As we move to a digital future, there is much anticipation towards the developments that can further enhance EHR systems and medical operations. EHR shows great promise to capture, store, transmit, and manipulate data, especially with AI technology integrations that can analyse and provide greater insight and perspective to common ailments, viral mutations, and chronic diseases. Among developments in the pipeline, creating a comprehensive patient history, improving patient engagement, and remote monitoring for an intensive care unit (ICU) and critical patients are among the most anticipated.
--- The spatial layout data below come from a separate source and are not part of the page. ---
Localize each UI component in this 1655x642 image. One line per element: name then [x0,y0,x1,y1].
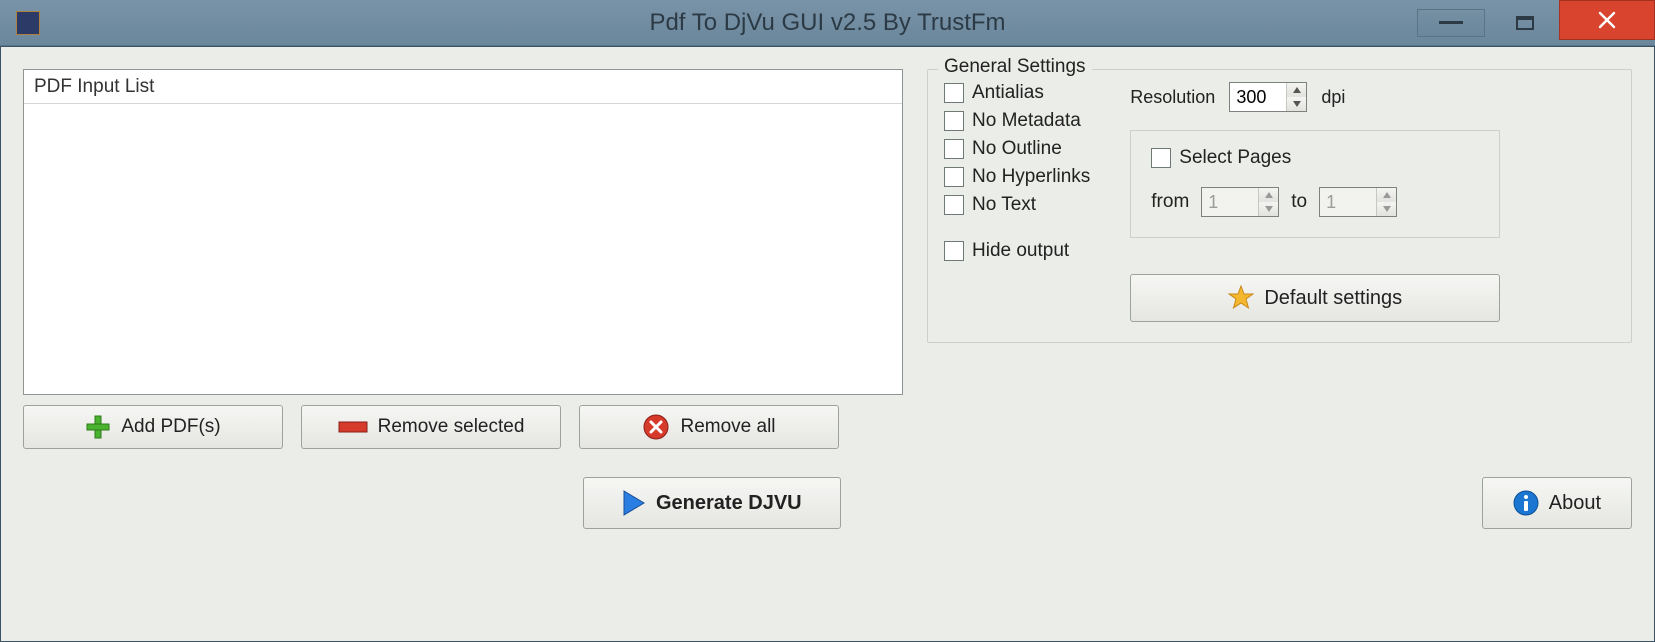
resolution-down[interactable] [1287,97,1306,111]
remove-all-button[interactable]: Remove all [579,405,839,449]
default-settings-button[interactable]: Default settings [1130,274,1500,322]
resolution-up[interactable] [1287,83,1306,97]
from-down[interactable] [1259,202,1278,216]
star-icon [1228,285,1254,311]
default-settings-label: Default settings [1264,287,1402,310]
settings-panel: General Settings Antialias No Metadata N… [927,69,1632,449]
antialias-checkbox[interactable]: Antialias [944,82,1090,104]
no-text-checkbox[interactable]: No Text [944,194,1090,216]
error-icon [642,413,670,441]
play-icon [622,490,646,516]
generate-djvu-label: Generate DJVU [656,492,802,515]
close-icon [1598,11,1616,29]
no-hyperlinks-checkbox[interactable]: No Hyperlinks [944,166,1090,188]
add-pdf-label: Add PDF(s) [121,416,220,438]
about-button[interactable]: About [1482,477,1632,529]
resolution-unit: dpi [1321,87,1345,108]
minus-icon [338,419,368,435]
input-panel: PDF Input List Add PDF(s) Remove selecte… [23,69,903,449]
no-outline-checkbox[interactable]: No Outline [944,138,1090,160]
minimize-icon [1439,21,1463,24]
general-settings-group: General Settings Antialias No Metadata N… [927,69,1632,343]
remove-all-label: Remove all [680,416,775,438]
to-down[interactable] [1377,202,1396,216]
select-pages-label: Select Pages [1179,147,1291,169]
window-title: Pdf To DjVu GUI v2.5 By TrustFm [0,9,1655,37]
no-metadata-label: No Metadata [972,110,1081,132]
resolution-input[interactable] [1230,83,1286,111]
hide-output-label: Hide output [972,240,1069,262]
app-icon [16,11,40,35]
no-outline-label: No Outline [972,138,1062,160]
plus-icon [85,414,111,440]
select-pages-group: Select Pages from to [1130,130,1500,238]
to-label: to [1291,191,1307,213]
select-pages-checkbox[interactable]: Select Pages [1151,147,1479,169]
resolution-spinner[interactable] [1229,82,1307,112]
add-pdf-button[interactable]: Add PDF(s) [23,405,283,449]
client-area: PDF Input List Add PDF(s) Remove selecte… [0,46,1655,642]
remove-selected-label: Remove selected [378,416,525,438]
to-input[interactable] [1320,188,1376,216]
to-up[interactable] [1377,188,1396,202]
no-hyperlinks-label: No Hyperlinks [972,166,1090,188]
pdf-input-list[interactable]: PDF Input List [23,69,903,395]
remove-selected-button[interactable]: Remove selected [301,405,561,449]
antialias-label: Antialias [972,82,1044,104]
from-spinner[interactable] [1201,187,1279,217]
titlebar: Pdf To DjVu GUI v2.5 By TrustFm [0,0,1655,46]
settings-legend: General Settings [938,56,1092,78]
from-input[interactable] [1202,188,1258,216]
minimize-button[interactable] [1417,9,1485,37]
about-label: About [1549,492,1601,515]
resolution-label: Resolution [1130,87,1215,108]
from-up[interactable] [1259,188,1278,202]
maximize-button[interactable] [1491,9,1559,37]
to-spinner[interactable] [1319,187,1397,217]
generate-djvu-button[interactable]: Generate DJVU [583,477,841,529]
hide-output-checkbox[interactable]: Hide output [944,240,1090,262]
info-icon [1513,490,1539,516]
list-header: PDF Input List [24,70,902,104]
window-controls [1417,0,1655,45]
no-metadata-checkbox[interactable]: No Metadata [944,110,1090,132]
from-label: from [1151,191,1189,213]
no-text-label: No Text [972,194,1036,216]
close-button[interactable] [1559,0,1655,40]
maximize-icon [1516,16,1534,30]
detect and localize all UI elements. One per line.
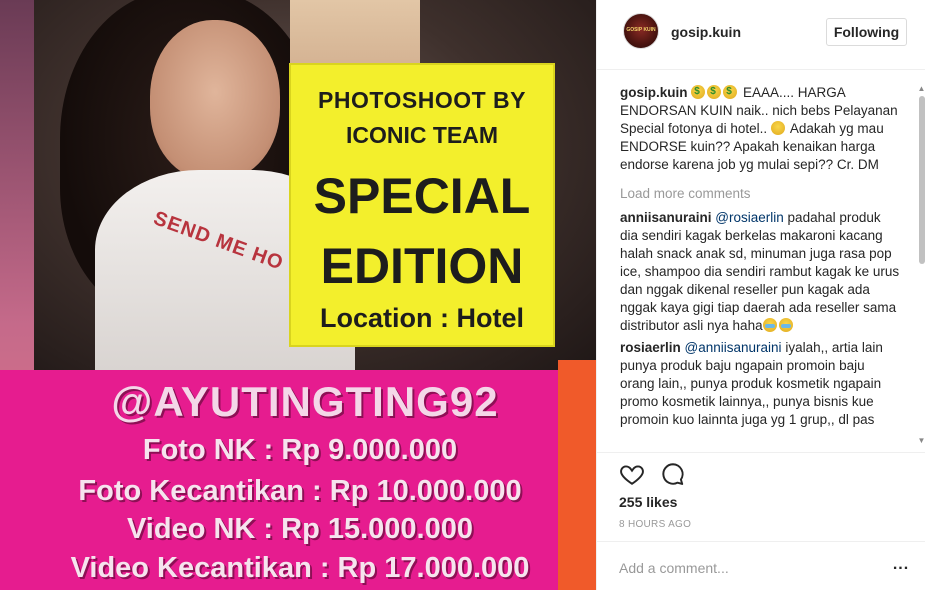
list-item: anniisanuraini @rosiaerlin padahal produ… [620, 209, 900, 335]
post-sidebar: GOSIP KUIN gosip.kuin Following gosip.ku… [596, 0, 925, 590]
headline-box: PHOTOSHOOT BY ICONIC TEAM SPECIAL EDITIO… [289, 63, 555, 347]
caption-author-link[interactable]: gosip.kuin [620, 85, 688, 100]
price-line: Video Kecantikan : Rp 17.000.000 [70, 552, 530, 584]
price-line: Foto NK : Rp 9.000.000 [142, 434, 458, 466]
mention-link[interactable]: @rosiaerlin [715, 210, 783, 225]
money-face-emoji-icon [691, 84, 706, 101]
heart-icon[interactable] [619, 461, 645, 487]
add-comment-input[interactable] [619, 558, 879, 578]
price-line: Video NK : Rp 15.000.000 [126, 513, 473, 545]
load-more-comments-link[interactable]: Load more comments [620, 185, 900, 203]
avatar[interactable]: GOSIP KUIN [623, 13, 659, 49]
orange-strip [558, 360, 596, 590]
post-image[interactable]: SEND ME HO PHOTOSHOOT BY ICONIC TEAM SPE… [0, 0, 596, 590]
comment-author-link[interactable]: anniisanuraini [620, 210, 712, 225]
money-face-emoji-icon [707, 84, 722, 101]
headline-line-1: PHOTOSHOOT BY [318, 87, 526, 113]
crying-laughing-emoji-icon [778, 318, 793, 332]
price-line: Foto Kecantikan : Rp 10.000.000 [78, 475, 522, 507]
headline-location: Location : Hotel [320, 303, 524, 333]
post-timestamp[interactable]: 8 HOURS AGO [619, 519, 691, 530]
money-face-emoji-icon [723, 84, 738, 101]
username-link[interactable]: gosip.kuin [671, 24, 741, 40]
scroll-up-arrow-icon[interactable]: ▲ [917, 84, 925, 94]
headline-line-4: EDITION [320, 238, 524, 294]
flushed-emoji-icon [770, 121, 785, 135]
headline-line-2: ICONIC TEAM [345, 122, 499, 148]
mention-link[interactable]: @anniisanuraini [685, 340, 782, 355]
model-face [150, 20, 280, 180]
comment-author-link[interactable]: rosiaerlin [620, 340, 681, 355]
scrollbar-thumb[interactable] [919, 96, 925, 264]
caption: gosip.kuin EAAA.... HARGA ENDORSAN KUIN … [620, 84, 900, 174]
comments-scrollbar[interactable]: ▲ ▼ [917, 84, 925, 450]
post-header: GOSIP KUIN gosip.kuin Following [597, 0, 925, 70]
avatar-text: GOSIP KUIN [626, 27, 656, 33]
likes-count[interactable]: 255 likes [619, 494, 677, 510]
comment-icon[interactable] [660, 461, 686, 487]
comments-list[interactable]: gosip.kuin EAAA.... HARGA ENDORSAN KUIN … [620, 84, 900, 450]
comment-text: padahal produk dia sendiri kagak berkela… [620, 210, 900, 333]
more-options-icon[interactable]: ... [889, 557, 913, 578]
add-comment-bar: ... [597, 541, 925, 590]
scroll-down-arrow-icon[interactable]: ▼ [917, 436, 925, 446]
headline-line-3: SPECIAL [313, 168, 531, 224]
post-actions: 255 likes 8 HOURS AGO ... [597, 452, 925, 582]
image-handle-text: @AYUTINGTING92 [111, 378, 499, 425]
list-item: rosiaerlin @anniisanuraini iyalah,, arti… [620, 339, 900, 429]
crying-laughing-emoji-icon [762, 318, 777, 332]
following-button[interactable]: Following [826, 18, 907, 46]
instagram-post-view: SEND ME HO PHOTOSHOOT BY ICONIC TEAM SPE… [0, 0, 925, 590]
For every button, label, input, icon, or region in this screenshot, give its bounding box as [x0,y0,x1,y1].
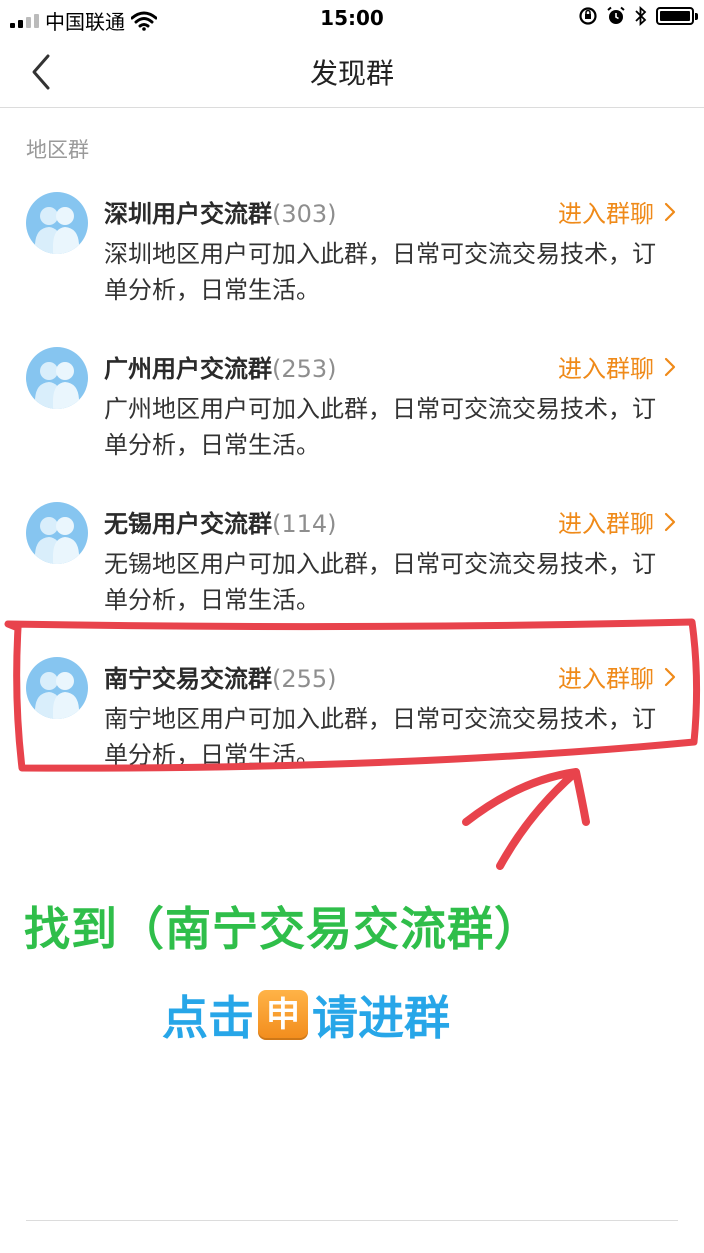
group-list-item[interactable]: 南宁交易交流群(255) 进入群聊 南宁地区用户可加入此群，日常可交流交易技术，… [0,627,704,777]
group-avatar-icon [26,192,88,254]
chevron-right-icon [664,512,676,531]
group-list-item[interactable]: 无锡用户交流群(114) 进入群聊 无锡地区用户可加入此群，日常可交流交易技术，… [0,472,704,622]
section-label: 地区群 [26,138,89,162]
page-title: 发现群 [309,57,394,90]
group-member-count: (253) [272,355,337,383]
rotation-lock-icon [579,7,597,25]
join-group-label: 进入群聊 [558,200,654,228]
group-avatar-icon [26,657,88,719]
alarm-icon [607,6,625,24]
join-group-label: 进入群聊 [558,355,654,383]
group-description: 南宁地区用户可加入此群，日常可交流交易技术，订单分析，日常生活。 [104,705,656,769]
group-name-text: 深圳用户交流群 [104,200,272,228]
group-name: 无锡用户交流群(114) [104,504,337,539]
annotation-instruction: 找到（南宁交易交流群） [24,902,541,956]
join-group-button[interactable]: 进入群聊 [558,349,676,384]
chevron-right-icon [664,202,676,221]
join-group-button[interactable]: 进入群聊 [558,504,676,539]
group-list-item[interactable]: 深圳用户交流群(303) 进入群聊 深圳地区用户可加入此群，日常可交流交易技术，… [0,162,704,312]
join-group-button[interactable]: 进入群聊 [558,659,676,694]
group-avatar-icon [26,347,88,409]
group-name: 南宁交易交流群(255) [104,659,337,694]
group-description: 无锡地区用户可加入此群，日常可交流交易技术，订单分析，日常生活。 [104,550,656,614]
group-member-count: (303) [272,200,337,228]
group-member-count: (114) [272,510,337,538]
apply-badge-icon: 申 [258,990,308,1040]
chevron-right-icon [664,357,676,376]
group-list-item[interactable]: 广州用户交流群(253) 进入群聊 广州地区用户可加入此群，日常可交流交易技术，… [0,317,704,467]
group-name-text: 无锡用户交流群 [104,510,272,538]
annotation-sub-before: 点击 [162,991,254,1045]
battery-icon [656,7,698,25]
annotation-sub-instruction: 点击 申 请进群 [162,982,450,1048]
chevron-right-icon [664,667,676,686]
status-bar: 中国联通 15:00 [0,0,704,36]
divider [26,1220,678,1221]
annotation-sub-after: 请进群 [312,991,450,1045]
group-name: 广州用户交流群(253) [104,349,337,384]
join-group-button[interactable]: 进入群聊 [558,194,676,229]
nav-bar: 发现群 [0,36,704,108]
group-name: 深圳用户交流群(303) [104,194,337,229]
group-member-count: (255) [272,665,337,693]
group-name-text: 南宁交易交流群 [104,665,272,693]
join-group-label: 进入群聊 [558,510,654,538]
group-avatar-icon [26,502,88,564]
group-name-text: 广州用户交流群 [104,355,272,383]
annotation-arrow [462,768,590,870]
bluetooth-icon [635,6,647,26]
group-description: 深圳地区用户可加入此群，日常可交流交易技术，订单分析，日常生活。 [104,240,656,304]
join-group-label: 进入群聊 [558,665,654,693]
status-right [578,6,698,26]
group-description: 广州地区用户可加入此群，日常可交流交易技术，订单分析，日常生活。 [104,395,656,459]
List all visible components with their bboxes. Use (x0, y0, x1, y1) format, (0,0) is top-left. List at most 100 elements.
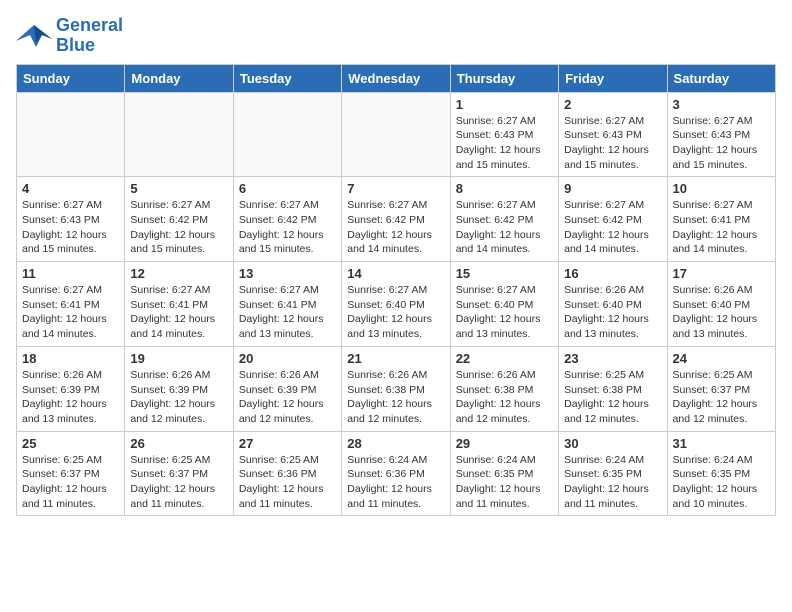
calendar-week-row-5: 25 Sunrise: 6:25 AM Sunset: 6:37 PM Dayli… (17, 431, 776, 516)
weekday-header-thursday: Thursday (450, 64, 558, 92)
logo-text: General Blue (56, 16, 123, 56)
day-number: 2 (564, 97, 661, 112)
calendar-week-row-3: 11 Sunrise: 6:27 AM Sunset: 6:41 PM Dayli… (17, 262, 776, 347)
calendar-header-row: SundayMondayTuesdayWednesdayThursdayFrid… (17, 64, 776, 92)
day-number: 18 (22, 351, 119, 366)
calendar-cell: 18Sunrise: 6:26 AM Sunset: 6:39 PM Dayli… (17, 346, 125, 431)
day-info: Sunrise: 6:26 AM Sunset: 6:40 PM Dayligh… (673, 283, 770, 342)
day-number: 13 (239, 266, 336, 281)
day-info: Sunrise: 6:26 AM Sunset: 6:40 PM Dayligh… (564, 283, 661, 342)
day-number: 24 (673, 351, 770, 366)
day-number: 28 (347, 436, 444, 451)
calendar-week-row-1: 1 Sunrise: 6:27 AM Sunset: 6:43 PM Daylig… (17, 92, 776, 177)
day-info: Sunrise: 6:27 AM Sunset: 6:42 PM Dayligh… (347, 198, 444, 257)
day-info: Sunrise: 6:24 AM Sunset: 6:35 PM Dayligh… (456, 453, 553, 512)
calendar-cell: 3 Sunrise: 6:27 AM Sunset: 6:43 PM Daylig… (667, 92, 775, 177)
day-number: 14 (347, 266, 444, 281)
day-number: 1 (456, 97, 553, 112)
day-number: 22 (456, 351, 553, 366)
day-info: Sunrise: 6:26 AM Sunset: 6:39 PM Dayligh… (130, 368, 227, 427)
day-info: Sunrise: 6:24 AM Sunset: 6:36 PM Dayligh… (347, 453, 444, 512)
day-info: Sunrise: 6:27 AM Sunset: 6:40 PM Dayligh… (347, 283, 444, 342)
weekday-header-sunday: Sunday (17, 64, 125, 92)
day-info: Sunrise: 6:25 AM Sunset: 6:37 PM Dayligh… (673, 368, 770, 427)
calendar-week-row-4: 18 Sunrise: 6:26 AM Sunset: 6:39 PM Dayli… (17, 346, 776, 431)
day-info: Sunrise: 6:26 AM Sunset: 6:38 PM Dayligh… (456, 368, 553, 427)
calendar-cell (125, 92, 233, 177)
day-info: Sunrise: 6:27 AM Sunset: 6:41 PM Dayligh… (22, 283, 119, 342)
calendar-cell: 10Sunrise: 6:27 AM Sunset: 6:41 PM Dayli… (667, 177, 775, 262)
day-number: 16 (564, 266, 661, 281)
day-number: 6 (239, 181, 336, 196)
calendar-cell: 31 Sunrise: 6:24 AM Sunset: 6:35 PM Dayli… (667, 431, 775, 516)
calendar-cell: 12Sunrise: 6:27 AM Sunset: 6:41 PM Dayli… (125, 262, 233, 347)
calendar-cell: 24 Sunrise: 6:25 AM Sunset: 6:37 PM Dayli… (667, 346, 775, 431)
calendar-cell: 13 Sunrise: 6:27 AM Sunset: 6:41 PM Dayli… (233, 262, 341, 347)
day-info: Sunrise: 6:27 AM Sunset: 6:42 PM Dayligh… (456, 198, 553, 257)
calendar-cell: 16 Sunrise: 6:26 AM Sunset: 6:40 PM Dayli… (559, 262, 667, 347)
day-info: Sunrise: 6:27 AM Sunset: 6:41 PM Dayligh… (130, 283, 227, 342)
day-info: Sunrise: 6:25 AM Sunset: 6:38 PM Dayligh… (564, 368, 661, 427)
day-info: Sunrise: 6:27 AM Sunset: 6:43 PM Dayligh… (673, 114, 770, 173)
calendar-cell: 1 Sunrise: 6:27 AM Sunset: 6:43 PM Daylig… (450, 92, 558, 177)
day-number: 31 (673, 436, 770, 451)
logo: General Blue (16, 16, 123, 56)
day-info: Sunrise: 6:27 AM Sunset: 6:42 PM Dayligh… (564, 198, 661, 257)
day-info: Sunrise: 6:27 AM Sunset: 6:43 PM Dayligh… (22, 198, 119, 257)
calendar-cell: 4 Sunrise: 6:27 AM Sunset: 6:43 PM Daylig… (17, 177, 125, 262)
calendar-cell: 5Sunrise: 6:27 AM Sunset: 6:42 PM Daylig… (125, 177, 233, 262)
calendar-cell: 25 Sunrise: 6:25 AM Sunset: 6:37 PM Dayli… (17, 431, 125, 516)
day-number: 21 (347, 351, 444, 366)
day-info: Sunrise: 6:25 AM Sunset: 6:36 PM Dayligh… (239, 453, 336, 512)
calendar-table: SundayMondayTuesdayWednesdayThursdayFrid… (16, 64, 776, 517)
day-info: Sunrise: 6:24 AM Sunset: 6:35 PM Dayligh… (564, 453, 661, 512)
day-number: 11 (22, 266, 119, 281)
calendar-cell: 15 Sunrise: 6:27 AM Sunset: 6:40 PM Dayli… (450, 262, 558, 347)
day-number: 25 (22, 436, 119, 451)
day-number: 26 (130, 436, 227, 451)
calendar-cell: 27 Sunrise: 6:25 AM Sunset: 6:36 PM Dayli… (233, 431, 341, 516)
day-info: Sunrise: 6:26 AM Sunset: 6:39 PM Dayligh… (239, 368, 336, 427)
day-info: Sunrise: 6:27 AM Sunset: 6:42 PM Dayligh… (130, 198, 227, 257)
calendar-cell: 26 Sunrise: 6:25 AM Sunset: 6:37 PM Dayli… (125, 431, 233, 516)
calendar-cell: 14 Sunrise: 6:27 AM Sunset: 6:40 PM Dayli… (342, 262, 450, 347)
calendar-cell: 6 Sunrise: 6:27 AM Sunset: 6:42 PM Daylig… (233, 177, 341, 262)
day-number: 9 (564, 181, 661, 196)
logo-icon (16, 21, 52, 51)
day-info: Sunrise: 6:25 AM Sunset: 6:37 PM Dayligh… (130, 453, 227, 512)
day-number: 7 (347, 181, 444, 196)
day-number: 27 (239, 436, 336, 451)
day-number: 4 (22, 181, 119, 196)
day-number: 20 (239, 351, 336, 366)
day-info: Sunrise: 6:27 AM Sunset: 6:40 PM Dayligh… (456, 283, 553, 342)
day-number: 19 (130, 351, 227, 366)
day-number: 3 (673, 97, 770, 112)
calendar-cell: 7 Sunrise: 6:27 AM Sunset: 6:42 PM Daylig… (342, 177, 450, 262)
weekday-header-saturday: Saturday (667, 64, 775, 92)
page-header: General Blue (16, 16, 776, 56)
day-info: Sunrise: 6:27 AM Sunset: 6:41 PM Dayligh… (239, 283, 336, 342)
calendar-cell: 2 Sunrise: 6:27 AM Sunset: 6:43 PM Daylig… (559, 92, 667, 177)
calendar-cell: 8 Sunrise: 6:27 AM Sunset: 6:42 PM Daylig… (450, 177, 558, 262)
day-number: 17 (673, 266, 770, 281)
day-info: Sunrise: 6:24 AM Sunset: 6:35 PM Dayligh… (673, 453, 770, 512)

All along, it’s critically important that embracing new digital tools health organisations apply existing privacy and compliance regulations to a new environment and follow privacy laws and protect patients’ data.

After all, we all expect care to be available at times and places convenient for us, and we want care without having to repeat basic demographic information to every new provider we see. Systems such as Q-Link provide a seamless data exchange while ensuring data security with HIPAA and GDPR compliance and system reliability and interoperability with other connected APIs and portable electronic health records.

Q-Link’s test management system provides fully anonymised electronic health records, making them available to the user at all times. Health practitioners can assign data-rich medical information to the patient’s profile and keep patients updated and notified of any changes to their EMR.

The transformative power of EHR’s comes from its ability to support care anywhere health-related information is collected – a private practice physician’s office, at home, a local clinic, a pharmacy, or a hospital. And giving the freedom and power to patients to access their own health records.